# Bird of Prey ID



## Shell195 (May 31, 2007)

Driving to work today mid morning when I saw what I thought was a Heron flying but when I got closer it was some kind of Bird of prey .Looking up at it: Very large, brown under its wings with a broad white stripe under each wing and the ends of its wing looked like fingers Anyone have any ideas what it could be ? Someone else spotted this bird last week about 2 miles from where I saw it


----------



## Scoffa (Nov 23, 2006)

Where abouts in Lancashire did you see the bird? It sounds like a common buzzard or a redtailed buzzard. Try Googling these names. My avatar is a redtail.


----------



## Zoo-Man (Apr 12, 2008)

Mmm, probably a common buzzard I'd say.
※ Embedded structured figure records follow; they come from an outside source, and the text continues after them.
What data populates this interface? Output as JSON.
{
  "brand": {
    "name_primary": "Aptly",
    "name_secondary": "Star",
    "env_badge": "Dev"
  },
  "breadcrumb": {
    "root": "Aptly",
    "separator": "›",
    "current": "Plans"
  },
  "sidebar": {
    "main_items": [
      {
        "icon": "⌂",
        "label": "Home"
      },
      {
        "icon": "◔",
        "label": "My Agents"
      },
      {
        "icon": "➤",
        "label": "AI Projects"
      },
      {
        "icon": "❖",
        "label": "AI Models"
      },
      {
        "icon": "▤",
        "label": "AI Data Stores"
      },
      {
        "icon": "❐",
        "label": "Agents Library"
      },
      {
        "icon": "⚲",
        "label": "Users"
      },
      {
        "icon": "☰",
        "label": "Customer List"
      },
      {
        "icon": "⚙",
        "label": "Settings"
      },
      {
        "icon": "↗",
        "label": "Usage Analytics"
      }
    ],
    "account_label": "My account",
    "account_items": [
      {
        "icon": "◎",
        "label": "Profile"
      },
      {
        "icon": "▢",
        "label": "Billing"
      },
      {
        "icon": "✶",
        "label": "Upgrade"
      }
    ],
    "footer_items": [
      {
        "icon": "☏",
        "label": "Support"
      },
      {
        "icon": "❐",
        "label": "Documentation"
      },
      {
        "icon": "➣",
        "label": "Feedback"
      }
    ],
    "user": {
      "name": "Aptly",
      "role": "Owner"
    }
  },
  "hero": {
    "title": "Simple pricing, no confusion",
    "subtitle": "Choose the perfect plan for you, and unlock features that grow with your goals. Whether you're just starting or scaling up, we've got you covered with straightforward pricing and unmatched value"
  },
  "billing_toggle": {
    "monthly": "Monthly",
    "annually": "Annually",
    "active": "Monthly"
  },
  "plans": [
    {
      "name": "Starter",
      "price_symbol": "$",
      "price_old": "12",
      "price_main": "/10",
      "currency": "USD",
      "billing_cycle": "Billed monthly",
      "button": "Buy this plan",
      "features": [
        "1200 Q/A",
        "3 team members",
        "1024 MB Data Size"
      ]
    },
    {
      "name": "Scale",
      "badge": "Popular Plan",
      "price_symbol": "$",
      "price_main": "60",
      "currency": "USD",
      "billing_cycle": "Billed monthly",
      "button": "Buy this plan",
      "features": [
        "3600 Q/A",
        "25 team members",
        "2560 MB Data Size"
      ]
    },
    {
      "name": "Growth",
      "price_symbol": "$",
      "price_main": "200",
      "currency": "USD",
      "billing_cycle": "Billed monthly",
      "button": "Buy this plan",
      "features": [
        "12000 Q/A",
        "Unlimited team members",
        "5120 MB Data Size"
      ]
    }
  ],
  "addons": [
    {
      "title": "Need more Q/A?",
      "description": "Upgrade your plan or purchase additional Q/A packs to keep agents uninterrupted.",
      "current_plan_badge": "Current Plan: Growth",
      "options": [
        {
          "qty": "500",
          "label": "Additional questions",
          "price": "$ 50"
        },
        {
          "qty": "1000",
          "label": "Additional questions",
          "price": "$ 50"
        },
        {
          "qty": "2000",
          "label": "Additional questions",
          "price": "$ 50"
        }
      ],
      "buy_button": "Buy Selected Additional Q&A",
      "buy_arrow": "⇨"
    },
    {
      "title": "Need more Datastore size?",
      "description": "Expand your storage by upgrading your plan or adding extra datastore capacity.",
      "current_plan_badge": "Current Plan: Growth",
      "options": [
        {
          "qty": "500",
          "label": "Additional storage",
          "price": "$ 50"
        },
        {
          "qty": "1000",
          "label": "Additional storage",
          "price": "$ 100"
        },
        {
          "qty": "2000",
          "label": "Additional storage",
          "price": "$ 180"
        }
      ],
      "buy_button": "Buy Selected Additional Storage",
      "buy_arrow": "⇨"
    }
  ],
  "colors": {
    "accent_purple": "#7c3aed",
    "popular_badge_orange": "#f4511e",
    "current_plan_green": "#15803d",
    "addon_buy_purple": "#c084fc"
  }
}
They are now very common in the UK, & in some areas are more common than the kestrel. Beautiful birds they are! I love the cry of a common buzzard.


----------



## Shell195 (May 31, 2007)

It was in Lathom. The end of its wings looked different than the photos . If you spread your fingers out they looked like your fingers.Ive seen buzzards in Southport but they are always soaring high so cant compare it with them.


----------



## stuartdouglas (Mar 5, 2008)

what shape was the tail?


----------



## Shell195 (May 31, 2007)

Mmm not sure Possibly wedge shaped


----------



## gnipper (Feb 13, 2007)

Sounds like a buzzard to me too, see quite a lot round here now and we had a nesting pair at work last year.


----------



## Shell195 (May 31, 2007)

Are Buzzards very large?


----------



## stuartdouglas (Mar 5, 2008)

Shell195 said:


> Mmm not sure Possibly wedge shaped


Squared off or rounded at the end?


----------



## Shell195 (May 31, 2007)

Not 100% but I think squared. I was driving at the time so to save driving into a ditch or have the big tractor rear end me I only really noticed size, colour and wings :lol2:


----------



## stuartdouglas (Mar 5, 2008)

like these?

Royalty-free Stock Photo Image: Buzzard silhouettes | iStockphoto.com

was it like this?
Red kites, the UKs most beautiful bird of prey, their lifestyle, history, photographs, and the very latest numbers from all around the UK
or like this?
Common Buzzard, Buteo buteo


----------



## Shell195 (May 31, 2007)

Thanks for that. I do believe it was a common Buzzard as the underside of its wings were brown with a white band anthe tips of its wings like fingers. This bird was quite big and it was soaring above a copse of trees were Rooks nest, and they didnt look to impressed by its presence


----------



## Zoo-Man (Apr 12, 2008)

Hi Shell,

Common Buzzards are pretty big. I'm not suprised the rooks weren't impressed by the buzzard being so close to their rookery. Many birds will mob a raptor or owl if it comes too close.


----------